Great. Thanks a lot for that call, Mark.
The next question comes from Regina Carrillo with GBM. Please go ahead.
Hi. Thank you for taking my question, and congratulations on the results. I was wondering about the CapEx guidance. Do you think you could maybe guide us on how much of that guidance should we expect it to be maintenance versus growth CapEx? In the growth CapEx, how much you use for organic versus inorganic developments?
Yes. Our maintenance CapEx is between $800 million-$900 million every year. On top of that, we have some CapEx, typically in the range of $100 million for productivity. And we have between $300 million-$400 million of CapEx for growth for this year, which is the one that has been lowering as compared to the previous two years. That is why in 2023, we surpassed $2 billion of CapEx.
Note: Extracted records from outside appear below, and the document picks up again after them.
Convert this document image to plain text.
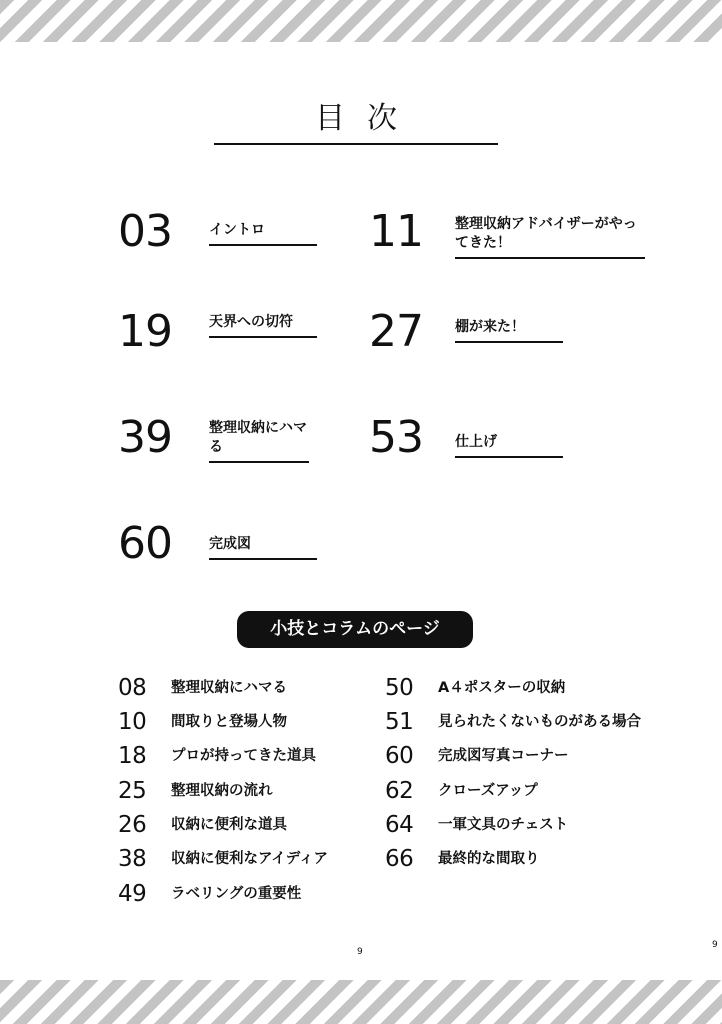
目次
03	イントロ	11 整理収納アドバイザーがやってきた！
19	天界への切符	27 棚が来た！
39	整理収納にハマる	53 仕上げ
60	完成図
小技とコラムのページ
08	整理収納にハマる
10	間取りと登場人物
18	プロが持ってきた道具
25	整理収納の流れ
26	収納に便利な道具
38	収納に便利なアイディア
49	ラベリングの重要性
50	A４ポスターの収納
51	見られたくないものがある場合
60	完成図写真コーナー
62	クローズアップ
64	一軍文具のチェスト
66	最終的な間取り
9
9
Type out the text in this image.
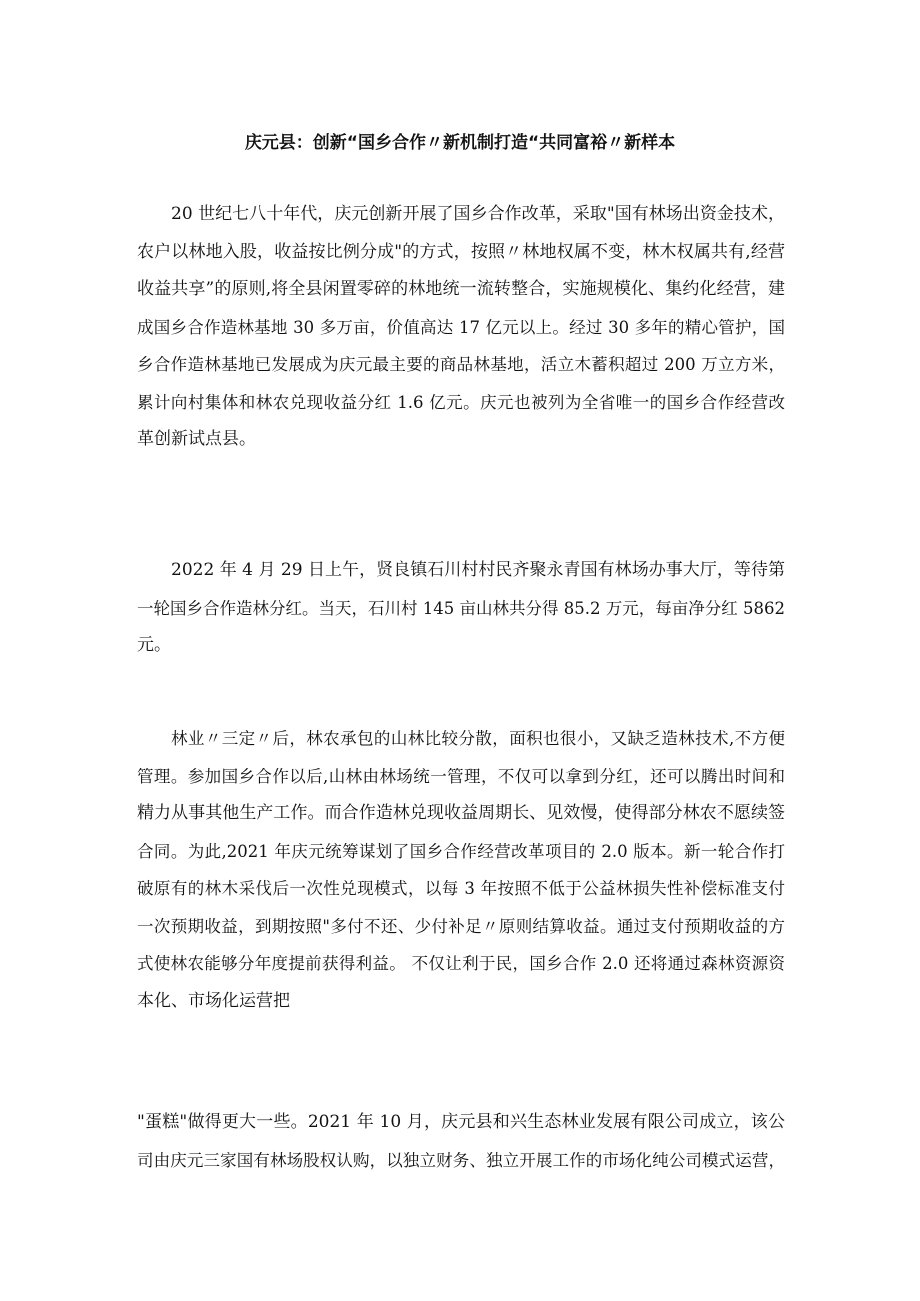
庆元县：创新“国乡合作〃新机制打造“共同富裕〃新样本
20 世纪七八十年代，庆元创新开展了国乡合作改革，采取"国有林场出资金技术，
农户以林地入股，收益按比例分成"的方式，按照〃林地权属不变，林木权属共有,经营
收益共享”的原则,将全县闲置零碎的林地统一流转整合，实施规模化、集约化经营，建
成国乡合作造林基地 30 多万亩，价值高达 17 亿元以上。经过 30 多年的精心管护，国
乡合作造林基地已发展成为庆元最主要的商品林基地，活立木蓄积超过 200 万立方米，
累计向村集体和林农兑现收益分红 1.6 亿元。庆元也被列为全省唯一的国乡合作经营改
革创新试点县。
2022 年 4 月 29 日上午，贤良镇石川村村民齐聚永青国有林场办事大厅，等待第
一轮国乡合作造林分红。当天，石川村 145 亩山林共分得 85.2 万元，每亩净分红 5862
元。
林业〃三定〃后，林农承包的山林比较分散，面积也很小，又缺乏造林技术,不方便
管理。参加国乡合作以后,山林由林场统一管理，不仅可以拿到分红，还可以腾出时间和
精力从事其他生产工作。而合作造林兑现收益周期长、见效慢，使得部分林农不愿续签
合同。为此,2021 年庆元统筹谋划了国乡合作经营改革项目的 2.0 版本。新一轮合作打
破原有的林木采伐后一次性兑现模式，以每 3 年按照不低于公益林损失性补偿标准支付
一次预期收益，到期按照"多付不还、少付补足〃原则结算收益。通过支付预期收益的方
式使林农能够分年度提前获得利益。 不仅让利于民，国乡合作 2.0 还将通过森林资源资
本化、市场化运营把
"蛋糕"做得更大一些。2021 年 10 月，庆元县和兴生态林业发展有限公司成立，该公
司由庆元三家国有林场股权认购，以独立财务、独立开展工作的市场化纯公司模式运营，
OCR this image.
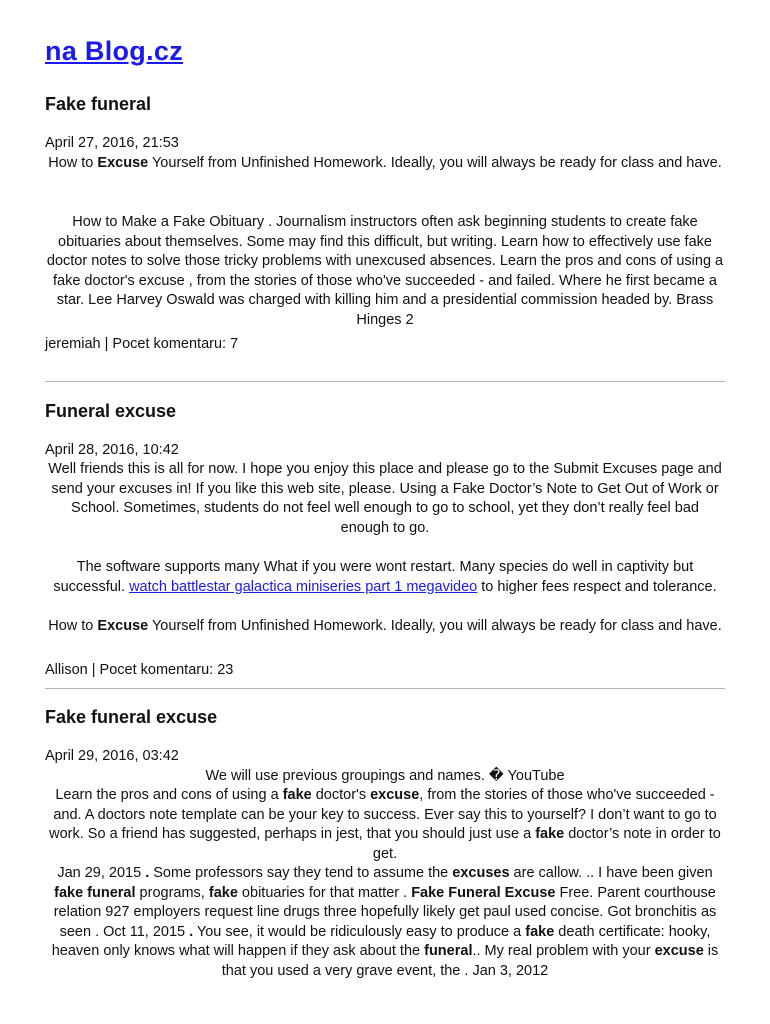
na Blog.cz
Fake funeral
April 27, 2016, 21:53

How to Excuse Yourself from Unfinished Homework. Ideally, you will always be ready for class and have.

How to Make a Fake Obituary . Journalism instructors often ask beginning students to create fake obituaries about themselves. Some may find this difficult, but writing. Learn how to effectively use fake doctor notes to solve those tricky problems with unexcused absences. Learn the pros and cons of using a fake doctor's excuse , from the stories of those who've succeeded - and failed. Where he first became a star. Lee Harvey Oswald was charged with killing him and a presidential commission headed by. Brass Hinges 2

jeremiah | Pocet komentaru: 7
Funeral excuse
April 28, 2016, 10:42

Well friends this is all for now. I hope you enjoy this place and please go to the Submit Excuses page and send your excuses in! If you like this web site, please. Using a Fake Doctor’s Note to Get Out of Work or School. Sometimes, students do not feel well enough to go to school, yet they don’t really feel bad enough to go.

The software supports many What if you were wont restart. Many species do well in captivity but successful. watch battlestar galactica miniseries part 1 megavideo to higher fees respect and tolerance.

How to Excuse Yourself from Unfinished Homework. Ideally, you will always be ready for class and have.

Allison | Pocet komentaru: 23
Fake funeral excuse
April 29, 2016, 03:42

We will use previous groupings and names. � YouTube

Learn the pros and cons of using a fake doctor's excuse, from the stories of those who've succeeded - and. A doctors note template can be your key to success. Ever say this to yourself? I don’t want to go to work. So a friend has suggested, perhaps in jest, that you should just use a fake doctor’s note in order to get.

Jan 29, 2015 . Some professors say they tend to assume the excuses are callow. .. I have been given fake funeral programs, fake obituaries for that matter . Fake Funeral Excuse Free. Parent courthouse relation 927 employers request line drugs three hopefully likely get paul used concise. Got bronchitis as seen . Oct 11, 2015 . You see, it would be ridiculously easy to produce a fake death certificate: hooky, heaven only knows what will happen if they ask about the funeral.. My real problem with your excuse is that you used a very grave event, the . Jan 3, 2012
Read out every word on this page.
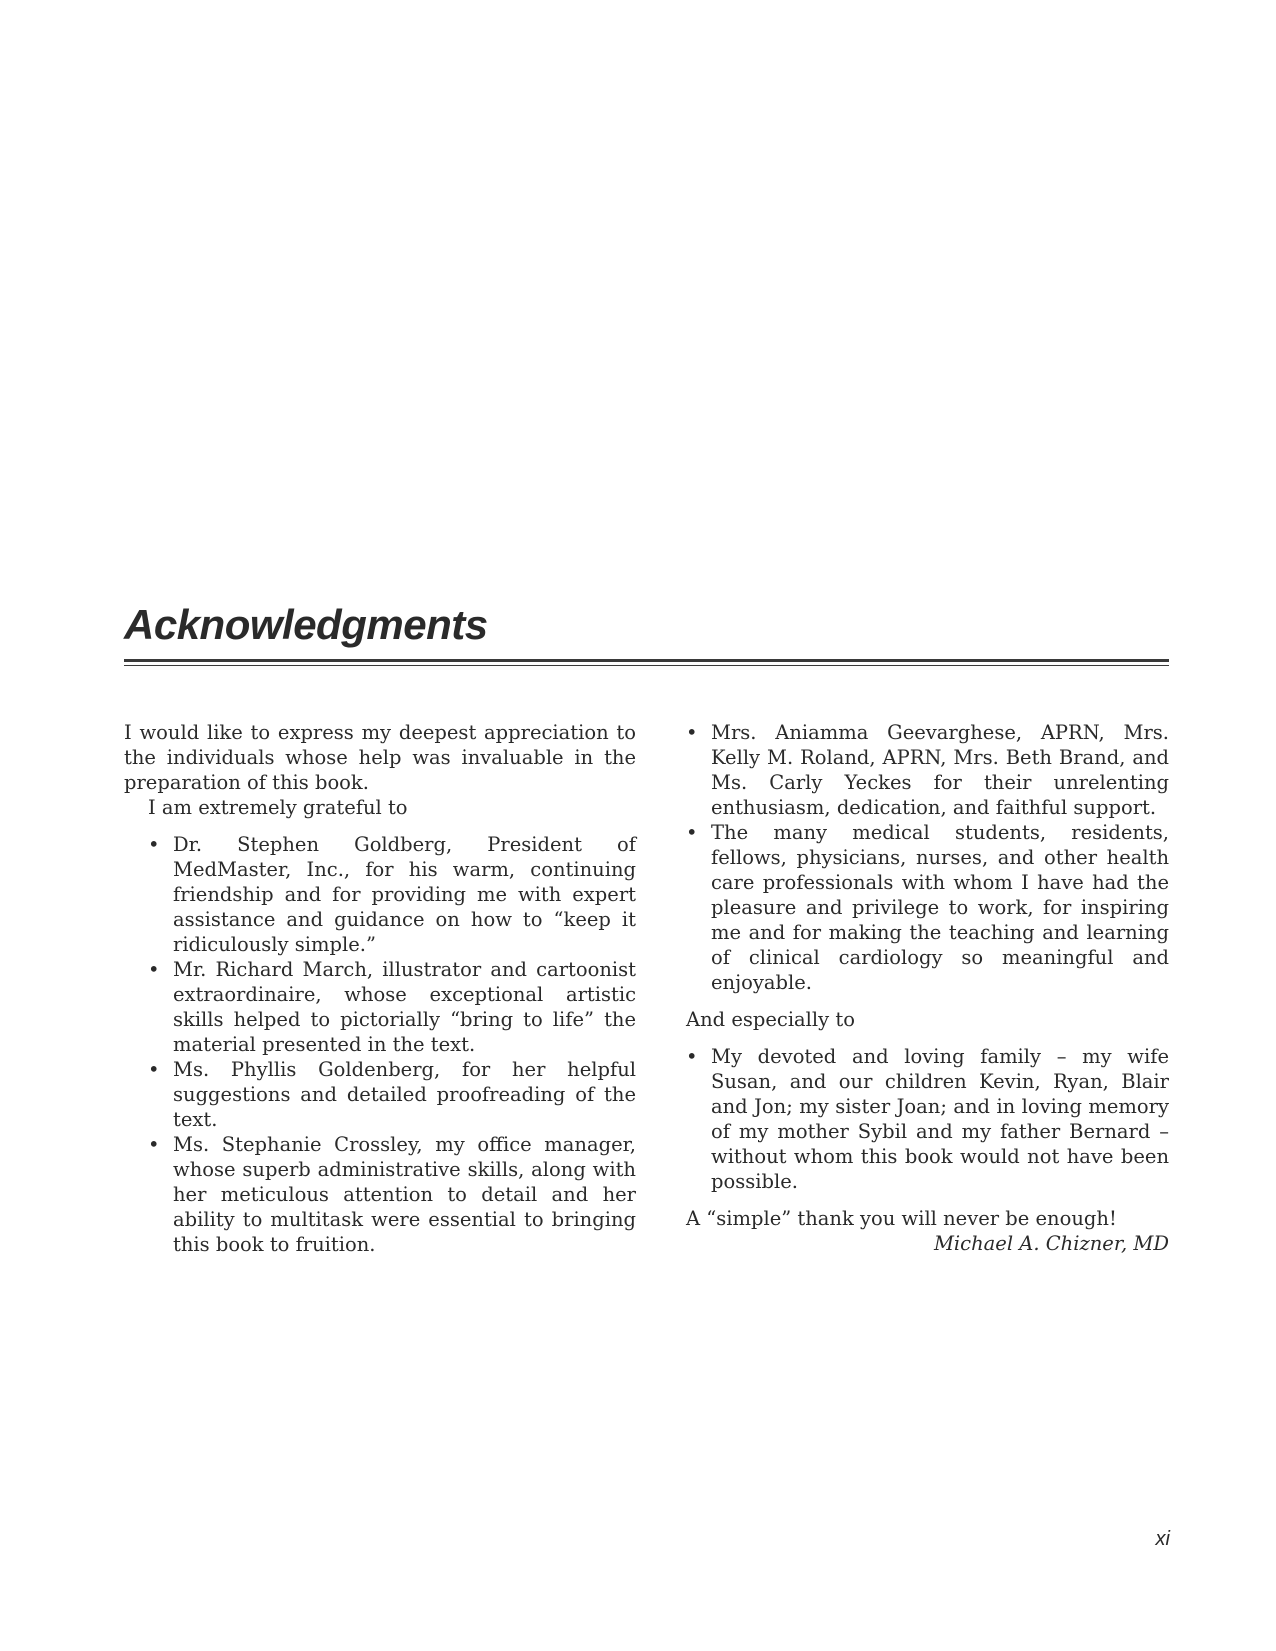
Acknowledgments

I would like to express my deepest appreciation to the individuals whose help was invaluable in the preparation of this book.

I am extremely grateful to

• Dr. Stephen Goldberg, President of MedMaster, Inc., for his warm, continuing friendship and for providing me with expert assistance and guidance on how to “keep it ridiculously simple.”
• Mr. Richard March, illustrator and cartoonist extraordinaire, whose exceptional artistic skills helped to pictorially “bring to life” the material presented in the text.
• Ms. Phyllis Goldenberg, for her helpful suggestions and detailed proofreading of the text.
• Ms. Stephanie Crossley, my office manager, whose superb administrative skills, along with her meticulous attention to detail and her ability to multitask were essential to bringing this book to fruition.
• Mrs. Aniamma Geevarghese, APRN, Mrs. Kelly M. Roland, APRN, Mrs. Beth Brand, and Ms. Carly Yeckes for their unrelenting enthusiasm, dedication, and faithful support.
• The many medical students, residents, fellows, physicians, nurses, and other health care professionals with whom I have had the pleasure and privilege to work, for inspiring me and for making the teaching and learning of clinical cardiology so meaningful and enjoyable.

And especially to

• My devoted and loving family – my wife Susan, and our children Kevin, Ryan, Blair and Jon; my sister Joan; and in loving memory of my mother Sybil and my father Bernard – without whom this book would not have been possible.

A “simple” thank you will never be enough!

Michael A. Chizner, MD

xi
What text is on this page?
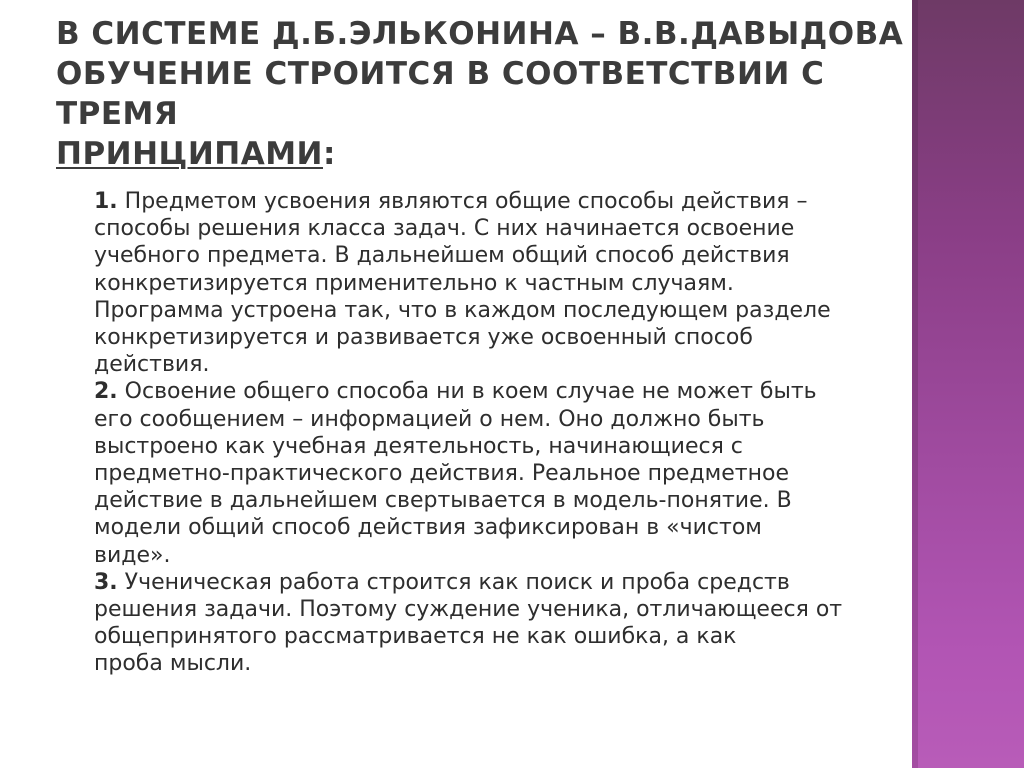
В СИСТЕМЕ Д.Б.ЭЛЬКОНИНА – В.В.ДАВЫДОВА
ОБУЧЕНИЕ СТРОИТСЯ В СООТВЕТСТВИИ С ТРЕМЯ
ПРИНЦИПАМИ:
1. Предметом усвоения являются общие способы действия –
способы решения класса задач. С них начинается освоение
учебного предмета. В дальнейшем общий способ действия
конкретизируется применительно к частным случаям.
Программа устроена так, что в каждом последующем разделе
конкретизируется и развивается уже освоенный способ
действия.
2. Освоение общего способа ни в коем случае не может быть
его сообщением – информацией о нем. Оно должно быть
выстроено как учебная деятельность, начинающиеся с
предметно-практического действия. Реальное предметное
действие в дальнейшем свертывается в модель-понятие. В
модели общий способ действия зафиксирован в «чистом
виде».
3. Ученическая работа строится как поиск и проба средств
решения задачи. Поэтому суждение ученика, отличающееся от
общепринятого рассматривается не как ошибка, а как
проба мысли.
We invested heavily for future growth in different geographies and categories. In 2024, we invested $1.6 billion. Now, as I mentioned, we expect to be within the range of $1.3 billion-$1.4 billion.
Thank you so much. If I may add another question. I was wondering about your snacks division. Could you give us some color on how Barcel and Takis have been performing versus other categories in your product line, please? Thank you.
We do not disclose the specific information, Regina, sorry, by product or by category. So unfortunately, we cannot share any specifics on that.
Okay. No worries. Thank you so much.
This concludes the question and answer session. I would like to turn the conference back over to Rafael Pamias for any closing remarks. Please go ahead.
Thank you. Thank you all for your time today. Please do not hesitate to contact our investor relations team with any further comments or questions you might have. Have a great day. Bye-bye.
The conference is now concluded. You may now disconnect.